Om mee te kunnen gaan in de ontwikkelingen van de zee- en binnenvaartschepen en de capaciteit van de binnenvaart te verhogen, zijn een aantal ingrepen op het Albertkanaal noodzakelijk. Enerzijds moet het kanaal tussen Antwerpen en Wijnegem verbreed en verdiept worden. Daarnaast moeten, om de vrije doorvaarthoogte te garanderen, de bruggen over het Albertkanaal verhoogd worden.
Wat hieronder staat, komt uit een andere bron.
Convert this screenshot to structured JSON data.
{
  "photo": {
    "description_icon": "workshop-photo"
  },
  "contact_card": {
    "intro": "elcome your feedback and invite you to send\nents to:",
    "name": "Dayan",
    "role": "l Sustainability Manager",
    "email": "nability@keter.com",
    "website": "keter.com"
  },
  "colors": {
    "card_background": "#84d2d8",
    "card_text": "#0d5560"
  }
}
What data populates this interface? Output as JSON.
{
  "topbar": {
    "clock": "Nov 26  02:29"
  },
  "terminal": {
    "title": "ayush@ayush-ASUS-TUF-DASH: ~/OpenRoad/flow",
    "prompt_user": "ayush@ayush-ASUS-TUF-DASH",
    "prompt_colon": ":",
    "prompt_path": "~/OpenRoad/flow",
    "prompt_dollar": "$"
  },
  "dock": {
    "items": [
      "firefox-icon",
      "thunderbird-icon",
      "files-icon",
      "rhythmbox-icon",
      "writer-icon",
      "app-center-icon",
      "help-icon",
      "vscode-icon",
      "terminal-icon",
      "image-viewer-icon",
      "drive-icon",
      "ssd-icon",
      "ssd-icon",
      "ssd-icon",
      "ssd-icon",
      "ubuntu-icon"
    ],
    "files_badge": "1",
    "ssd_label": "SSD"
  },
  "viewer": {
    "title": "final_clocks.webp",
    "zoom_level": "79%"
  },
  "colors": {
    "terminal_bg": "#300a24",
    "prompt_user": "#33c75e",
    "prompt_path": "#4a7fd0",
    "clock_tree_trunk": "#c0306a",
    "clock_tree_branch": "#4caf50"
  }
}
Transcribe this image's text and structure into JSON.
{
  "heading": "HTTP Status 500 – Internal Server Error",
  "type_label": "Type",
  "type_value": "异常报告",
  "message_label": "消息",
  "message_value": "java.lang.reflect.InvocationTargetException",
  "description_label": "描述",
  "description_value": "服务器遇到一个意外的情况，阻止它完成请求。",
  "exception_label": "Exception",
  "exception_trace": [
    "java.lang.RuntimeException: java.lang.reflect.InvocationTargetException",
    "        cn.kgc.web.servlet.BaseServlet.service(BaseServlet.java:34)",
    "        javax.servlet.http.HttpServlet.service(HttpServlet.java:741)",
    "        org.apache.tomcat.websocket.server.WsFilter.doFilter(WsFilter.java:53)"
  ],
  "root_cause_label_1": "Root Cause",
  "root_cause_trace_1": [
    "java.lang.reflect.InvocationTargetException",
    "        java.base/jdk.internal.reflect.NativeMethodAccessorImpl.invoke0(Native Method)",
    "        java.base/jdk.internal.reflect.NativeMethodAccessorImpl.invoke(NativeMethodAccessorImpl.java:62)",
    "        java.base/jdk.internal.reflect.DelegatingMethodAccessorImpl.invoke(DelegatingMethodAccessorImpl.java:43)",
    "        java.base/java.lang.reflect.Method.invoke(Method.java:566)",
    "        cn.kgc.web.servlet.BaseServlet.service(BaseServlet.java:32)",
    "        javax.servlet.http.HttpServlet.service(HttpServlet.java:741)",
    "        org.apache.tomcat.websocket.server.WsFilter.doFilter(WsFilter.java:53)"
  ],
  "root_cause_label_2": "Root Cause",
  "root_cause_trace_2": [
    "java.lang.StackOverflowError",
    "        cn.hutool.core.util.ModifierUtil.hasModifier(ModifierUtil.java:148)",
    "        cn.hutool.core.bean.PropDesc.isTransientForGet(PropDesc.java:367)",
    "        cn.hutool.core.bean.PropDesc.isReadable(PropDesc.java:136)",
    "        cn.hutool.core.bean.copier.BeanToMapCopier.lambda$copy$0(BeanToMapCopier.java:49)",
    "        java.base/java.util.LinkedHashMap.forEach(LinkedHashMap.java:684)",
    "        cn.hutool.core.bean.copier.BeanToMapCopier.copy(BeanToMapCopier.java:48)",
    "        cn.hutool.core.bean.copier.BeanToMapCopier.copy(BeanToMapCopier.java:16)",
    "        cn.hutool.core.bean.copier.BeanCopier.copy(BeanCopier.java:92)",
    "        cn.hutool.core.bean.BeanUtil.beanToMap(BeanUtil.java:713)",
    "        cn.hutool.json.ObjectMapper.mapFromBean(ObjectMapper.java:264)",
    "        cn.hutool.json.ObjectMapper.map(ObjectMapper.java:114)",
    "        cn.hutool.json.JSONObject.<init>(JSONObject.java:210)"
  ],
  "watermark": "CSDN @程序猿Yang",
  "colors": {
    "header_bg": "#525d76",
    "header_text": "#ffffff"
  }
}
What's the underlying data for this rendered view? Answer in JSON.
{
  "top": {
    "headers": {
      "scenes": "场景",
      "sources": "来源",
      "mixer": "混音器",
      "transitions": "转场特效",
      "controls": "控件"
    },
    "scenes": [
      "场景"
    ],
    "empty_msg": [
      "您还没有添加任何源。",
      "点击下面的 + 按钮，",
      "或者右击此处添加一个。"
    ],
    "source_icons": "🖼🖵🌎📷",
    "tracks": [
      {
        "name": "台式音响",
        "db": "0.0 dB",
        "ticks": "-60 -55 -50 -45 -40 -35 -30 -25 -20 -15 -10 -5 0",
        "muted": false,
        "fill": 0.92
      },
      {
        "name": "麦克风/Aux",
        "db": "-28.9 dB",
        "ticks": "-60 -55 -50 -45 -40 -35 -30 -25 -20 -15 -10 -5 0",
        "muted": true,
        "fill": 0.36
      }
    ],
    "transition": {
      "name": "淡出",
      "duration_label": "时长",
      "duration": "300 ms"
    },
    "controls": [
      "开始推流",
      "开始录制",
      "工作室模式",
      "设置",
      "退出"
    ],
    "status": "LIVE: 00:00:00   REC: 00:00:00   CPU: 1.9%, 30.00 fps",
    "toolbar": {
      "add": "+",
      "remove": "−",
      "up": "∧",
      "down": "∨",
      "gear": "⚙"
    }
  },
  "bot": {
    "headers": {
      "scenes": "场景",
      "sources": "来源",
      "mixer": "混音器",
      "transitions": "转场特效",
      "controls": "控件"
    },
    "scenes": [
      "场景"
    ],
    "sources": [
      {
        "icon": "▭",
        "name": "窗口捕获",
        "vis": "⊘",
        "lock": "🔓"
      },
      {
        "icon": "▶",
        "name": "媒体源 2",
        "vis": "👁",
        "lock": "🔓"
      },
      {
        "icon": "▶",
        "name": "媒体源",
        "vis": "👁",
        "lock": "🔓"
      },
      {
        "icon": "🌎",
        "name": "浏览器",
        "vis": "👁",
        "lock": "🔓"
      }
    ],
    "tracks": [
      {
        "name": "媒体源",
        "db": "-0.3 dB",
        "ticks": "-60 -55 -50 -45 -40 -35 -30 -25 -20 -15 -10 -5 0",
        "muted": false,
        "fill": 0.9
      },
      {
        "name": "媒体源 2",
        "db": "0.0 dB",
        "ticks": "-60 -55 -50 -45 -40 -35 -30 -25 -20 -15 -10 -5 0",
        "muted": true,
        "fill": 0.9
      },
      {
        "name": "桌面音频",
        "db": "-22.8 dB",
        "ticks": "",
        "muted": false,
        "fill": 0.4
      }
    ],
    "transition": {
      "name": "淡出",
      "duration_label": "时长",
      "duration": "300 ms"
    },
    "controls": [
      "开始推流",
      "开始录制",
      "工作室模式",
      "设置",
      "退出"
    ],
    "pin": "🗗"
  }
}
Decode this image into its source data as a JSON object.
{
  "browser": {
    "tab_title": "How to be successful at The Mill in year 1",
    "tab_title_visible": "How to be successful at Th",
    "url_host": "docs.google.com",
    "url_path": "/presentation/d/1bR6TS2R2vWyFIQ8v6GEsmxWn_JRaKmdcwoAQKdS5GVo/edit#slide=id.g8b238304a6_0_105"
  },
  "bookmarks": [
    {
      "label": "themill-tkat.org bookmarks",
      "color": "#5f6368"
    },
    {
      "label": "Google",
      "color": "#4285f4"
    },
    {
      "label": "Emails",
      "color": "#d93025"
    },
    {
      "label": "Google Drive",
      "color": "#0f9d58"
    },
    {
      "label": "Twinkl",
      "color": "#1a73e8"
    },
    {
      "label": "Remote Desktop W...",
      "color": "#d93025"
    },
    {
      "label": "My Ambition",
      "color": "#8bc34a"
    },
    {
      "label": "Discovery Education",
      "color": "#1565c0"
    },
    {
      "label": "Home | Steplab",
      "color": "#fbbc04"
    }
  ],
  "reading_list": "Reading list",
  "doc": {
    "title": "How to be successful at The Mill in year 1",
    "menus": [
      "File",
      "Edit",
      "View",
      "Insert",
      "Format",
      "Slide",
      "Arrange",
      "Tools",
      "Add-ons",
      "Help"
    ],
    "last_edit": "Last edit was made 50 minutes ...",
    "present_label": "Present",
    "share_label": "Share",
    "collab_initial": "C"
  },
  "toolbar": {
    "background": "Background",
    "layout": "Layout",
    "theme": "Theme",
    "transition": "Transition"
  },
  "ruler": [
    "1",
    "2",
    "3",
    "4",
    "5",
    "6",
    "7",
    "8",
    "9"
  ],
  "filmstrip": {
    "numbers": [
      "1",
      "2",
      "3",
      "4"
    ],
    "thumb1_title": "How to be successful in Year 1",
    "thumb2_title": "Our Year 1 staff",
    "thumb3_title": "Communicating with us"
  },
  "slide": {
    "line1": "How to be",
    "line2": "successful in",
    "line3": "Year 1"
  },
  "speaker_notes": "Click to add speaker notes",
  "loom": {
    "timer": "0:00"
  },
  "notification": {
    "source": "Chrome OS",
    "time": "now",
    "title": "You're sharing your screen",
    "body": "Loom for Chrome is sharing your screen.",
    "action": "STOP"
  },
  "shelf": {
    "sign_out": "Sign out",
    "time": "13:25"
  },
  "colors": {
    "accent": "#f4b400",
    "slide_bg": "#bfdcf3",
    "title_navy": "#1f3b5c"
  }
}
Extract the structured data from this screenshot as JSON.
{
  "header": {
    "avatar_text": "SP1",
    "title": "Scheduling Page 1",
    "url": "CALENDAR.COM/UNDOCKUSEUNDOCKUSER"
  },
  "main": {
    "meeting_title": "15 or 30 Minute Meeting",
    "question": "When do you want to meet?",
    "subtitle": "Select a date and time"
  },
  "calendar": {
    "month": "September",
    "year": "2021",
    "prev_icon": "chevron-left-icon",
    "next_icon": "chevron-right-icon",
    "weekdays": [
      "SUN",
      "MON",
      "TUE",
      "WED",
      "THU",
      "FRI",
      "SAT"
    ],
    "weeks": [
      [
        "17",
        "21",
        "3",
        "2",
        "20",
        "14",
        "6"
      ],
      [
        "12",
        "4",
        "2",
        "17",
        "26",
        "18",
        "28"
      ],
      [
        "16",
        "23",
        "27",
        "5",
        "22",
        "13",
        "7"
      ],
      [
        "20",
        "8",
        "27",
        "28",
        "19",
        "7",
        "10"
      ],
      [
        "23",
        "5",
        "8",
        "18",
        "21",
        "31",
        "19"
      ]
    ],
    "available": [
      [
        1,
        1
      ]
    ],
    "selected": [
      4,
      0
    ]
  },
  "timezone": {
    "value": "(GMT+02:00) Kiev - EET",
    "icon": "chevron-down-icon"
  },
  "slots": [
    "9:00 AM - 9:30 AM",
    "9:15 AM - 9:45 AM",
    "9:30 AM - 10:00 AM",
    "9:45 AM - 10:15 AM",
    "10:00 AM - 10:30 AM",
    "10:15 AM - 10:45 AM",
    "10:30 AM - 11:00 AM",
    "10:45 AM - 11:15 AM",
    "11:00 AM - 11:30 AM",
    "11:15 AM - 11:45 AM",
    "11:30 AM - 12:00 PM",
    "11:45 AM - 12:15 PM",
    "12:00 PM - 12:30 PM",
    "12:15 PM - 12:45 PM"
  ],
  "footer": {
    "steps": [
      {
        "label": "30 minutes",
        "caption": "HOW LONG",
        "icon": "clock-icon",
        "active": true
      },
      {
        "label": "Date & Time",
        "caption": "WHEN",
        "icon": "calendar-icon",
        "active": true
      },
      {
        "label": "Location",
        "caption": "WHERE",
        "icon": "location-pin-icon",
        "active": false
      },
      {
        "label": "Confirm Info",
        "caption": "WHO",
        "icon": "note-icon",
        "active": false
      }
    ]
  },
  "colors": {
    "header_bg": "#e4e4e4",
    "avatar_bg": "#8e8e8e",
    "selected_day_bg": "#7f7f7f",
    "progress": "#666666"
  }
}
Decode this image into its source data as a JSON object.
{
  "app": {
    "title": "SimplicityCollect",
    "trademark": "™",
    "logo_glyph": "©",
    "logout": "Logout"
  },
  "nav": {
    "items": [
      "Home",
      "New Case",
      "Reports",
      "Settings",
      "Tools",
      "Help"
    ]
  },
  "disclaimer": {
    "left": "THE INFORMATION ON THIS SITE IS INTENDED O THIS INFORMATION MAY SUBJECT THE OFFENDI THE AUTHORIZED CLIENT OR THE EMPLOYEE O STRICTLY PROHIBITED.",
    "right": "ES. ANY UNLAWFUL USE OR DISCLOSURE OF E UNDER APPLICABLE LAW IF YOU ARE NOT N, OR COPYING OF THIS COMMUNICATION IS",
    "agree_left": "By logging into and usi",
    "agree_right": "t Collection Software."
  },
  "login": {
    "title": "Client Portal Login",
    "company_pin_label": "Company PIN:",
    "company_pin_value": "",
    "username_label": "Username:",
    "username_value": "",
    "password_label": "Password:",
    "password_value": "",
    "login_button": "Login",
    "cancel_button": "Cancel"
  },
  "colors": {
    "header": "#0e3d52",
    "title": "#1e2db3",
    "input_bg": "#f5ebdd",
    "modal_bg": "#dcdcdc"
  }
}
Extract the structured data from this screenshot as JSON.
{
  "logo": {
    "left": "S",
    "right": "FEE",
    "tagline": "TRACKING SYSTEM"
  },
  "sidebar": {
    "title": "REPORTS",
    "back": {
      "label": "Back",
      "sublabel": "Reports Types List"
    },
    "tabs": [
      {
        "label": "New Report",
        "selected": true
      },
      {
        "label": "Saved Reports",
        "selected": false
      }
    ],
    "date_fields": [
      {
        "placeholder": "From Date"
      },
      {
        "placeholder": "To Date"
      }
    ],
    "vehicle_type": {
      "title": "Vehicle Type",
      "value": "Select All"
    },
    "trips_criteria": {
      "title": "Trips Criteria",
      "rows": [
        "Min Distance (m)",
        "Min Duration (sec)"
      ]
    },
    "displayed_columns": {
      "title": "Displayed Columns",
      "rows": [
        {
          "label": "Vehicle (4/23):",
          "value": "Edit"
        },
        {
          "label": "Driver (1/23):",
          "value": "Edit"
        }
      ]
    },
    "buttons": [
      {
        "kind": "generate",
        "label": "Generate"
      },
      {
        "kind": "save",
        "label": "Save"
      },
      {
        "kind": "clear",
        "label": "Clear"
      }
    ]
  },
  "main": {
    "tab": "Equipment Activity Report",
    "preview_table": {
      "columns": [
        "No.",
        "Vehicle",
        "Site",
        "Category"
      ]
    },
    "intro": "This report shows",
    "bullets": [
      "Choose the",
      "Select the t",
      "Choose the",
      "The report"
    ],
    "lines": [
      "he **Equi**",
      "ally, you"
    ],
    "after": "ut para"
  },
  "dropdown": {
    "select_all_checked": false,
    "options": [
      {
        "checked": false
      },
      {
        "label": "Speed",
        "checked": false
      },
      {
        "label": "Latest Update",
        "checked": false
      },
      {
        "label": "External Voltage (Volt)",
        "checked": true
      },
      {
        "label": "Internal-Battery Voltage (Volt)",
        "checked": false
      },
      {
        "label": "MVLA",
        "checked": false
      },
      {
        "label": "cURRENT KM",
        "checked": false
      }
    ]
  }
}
Een verhoging van de capaciteit aan vrachtschepen betekent eveneens dat er meer versassingen zullen gebeuren aan de sluizen. Elke versassing betekent meer terugvloei van het water, zodat de kans bestaat dat het waterpeil in het Albertkanaal te laag wordt. De Antwerpse Waterwerken, verantwoordelijk voor de drinkwatervoorziening in het grootste deel van de provincie Antwerpen, zou hierdoor mogelijk met een tekort aan drinkwater geconfronteerd kunnen worden. Daarnaast bestaat de vrees dat meer vervuild water zal worden opgezogen, met alle gevolgen van dien voor de kwaliteit van het drinkwater.
De studie ´Watersysteem van het Albertkanaal en de Kempense kanalen´ van het Waterbouwkundig Laboratorium, dat beleidsvoorbereidende en beleidsondersteunende kennis aanbrengt voor de Vlaamse Regering, heeft de bedoeling de laagwaterproblematiek in kaart te brengen en mogelijke maatregelen naar voren te schuiven. De studie geeft aan dat er toch heel wat waterverbruikers aanwezig zijn op het Albertkanaal. Een aantal collega´s zullen het specifiek hebben over het drinkwater, maar ik wil ook nog een aantal andere gebruikers vermelden.
De industrie, maar ook een groot deel privéwatergebruikers capteren water uit het Albertkanaal. Dat maakt dat in bepaalde periodes een tekort aan water in het Albertkanaal zou kunnen ontstaan als de scheepvaartactiviteiten, met de bijbehorende versassingen, worden uitgebreid.
Door het aanbrengen van een aantal maatregelen wil deze studie het tekort aan water, zowel drink- als productiewater, voorkomen door onder meer de captatie te beperken. Deze beperkingen zijn niet altijd mogelijk en kunnen ook negatieve maatregelen inhouden voor de betrokken watergebruikers. Het stopzetten van captatie voor een aantal bedrijven betekent bijvoorbeeld meteen het stopzetten van productie. Het aanleggen van reservoirs of alternatieve waterbronnen is voor de sector een zeer zware kost. Beperken of stopzetten van watercaptatie voor drinkwatergebruik is mogelijk, doch voorafgaande communicatie is noodzakelijk. Oppompen van water bij zeer lage waterstanden betekent meteen ook oppompen van meer vervuild water. De scheepvaart zou zonder bijkomende maatregelen of investeringen in pompen aan diepgang moeten inleveren, wat natuurlijk de economie en de doelstellingen om de binnenvaart te stimuleren niet ten goede komt. Ook de elektriciteitssector heeft het zeer moeilijk om de watercaptatie stop te zetten, waardoor deze sector bijna onmogelijk beperkingen kan worden opgelegd. Maar ook de landbouw, visserij, toerisme en natuursector zien het beperken of stopzetten van captaties niet met eensgezindheid tegemoet.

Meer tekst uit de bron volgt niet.